Werkzaamheden depothouder behoren tot kernactiviteiten Mediahuis
Daar komt bij dat de door de depothouders uit te voeren werkzaamheden tot de kernactiviteiten behoorden van Mediahuis. Er is sprake van organisatorische inbedding. De depothouder was een onmisbare schakel in het distributieproces. Zonder zijn werkzaamheden als depothouder kon de bezorging van kranten niet plaatsvinden.

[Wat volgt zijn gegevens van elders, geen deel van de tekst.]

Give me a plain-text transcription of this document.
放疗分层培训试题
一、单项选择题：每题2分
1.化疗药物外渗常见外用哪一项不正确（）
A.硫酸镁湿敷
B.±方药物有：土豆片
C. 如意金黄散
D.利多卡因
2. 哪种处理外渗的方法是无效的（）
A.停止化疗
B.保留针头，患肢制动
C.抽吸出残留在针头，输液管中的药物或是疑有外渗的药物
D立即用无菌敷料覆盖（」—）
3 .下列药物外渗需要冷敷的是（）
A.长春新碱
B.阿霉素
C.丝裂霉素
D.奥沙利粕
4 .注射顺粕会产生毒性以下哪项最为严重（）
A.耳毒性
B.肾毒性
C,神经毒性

Depothouder geen ondernemer
De depothouder liep geen ondernemersrisico. Hij had ook geen recht op fiscale ondernemersfaciliteiten. Hij werkte eveneens niet op basis van door hem op te maken declaraties en had feitelijk geen invloed op de tarieven die van toepassing waren. Ook had hij geen invloed op vergoedingen die hij of de bezorgers ontvingen. Het feit dat de depothouders op enig moment gestaakt hebben ondersteunt het standpunt dat ze geen ondernemers zijn.
Conclusie rechtbank
De rechtbank komt tot de conclusie dat er een arbeidsovereenkomst volgens art. 7:610 BW is. Mediahuis heeft dusdanig vergaande invloed uitgeoefend op alles wat er in de distributieketen gebeurde dat de depothouders (en ook de bezorgers) werkzaam waren op basis van een arbeidsovereenkomst. Mediahuis heeft de verantwoordelijkheid als werkgever naar de depothouders willen verplaatsen. Echter door het behouden van haar invloed op de werkwijze en gehele gang van zaken in het depot, kan de conclusie niet anders luiden dan dat sprake is van een arbeidsovereenkomst. De depothouders treden daarbij op als leidinggevende van het depot, onder de verantwoordelijkheid van Mediahuis. De depothouder mocht zich bij afwezigheid laten vervangen, maar in de praktijk kon die vervanging slechts onderling worden geregeld. Daarom legt deze ‘vrije’ vervanging te weinig gewicht in de schaal om de overeenkomst als overeenkomst van opdracht te kunnen laten kwalificeren.
Veroordeling Mediahuis tot betaling van vergoedingen
Vanwege de onregelmatige opzegging van de arbeidsovereenkomst moet Mediahuis aan de depothouder een vergoeding betalen. Ook moet Mediahuis een transitievergoeding en een billijke vergoeding betalen.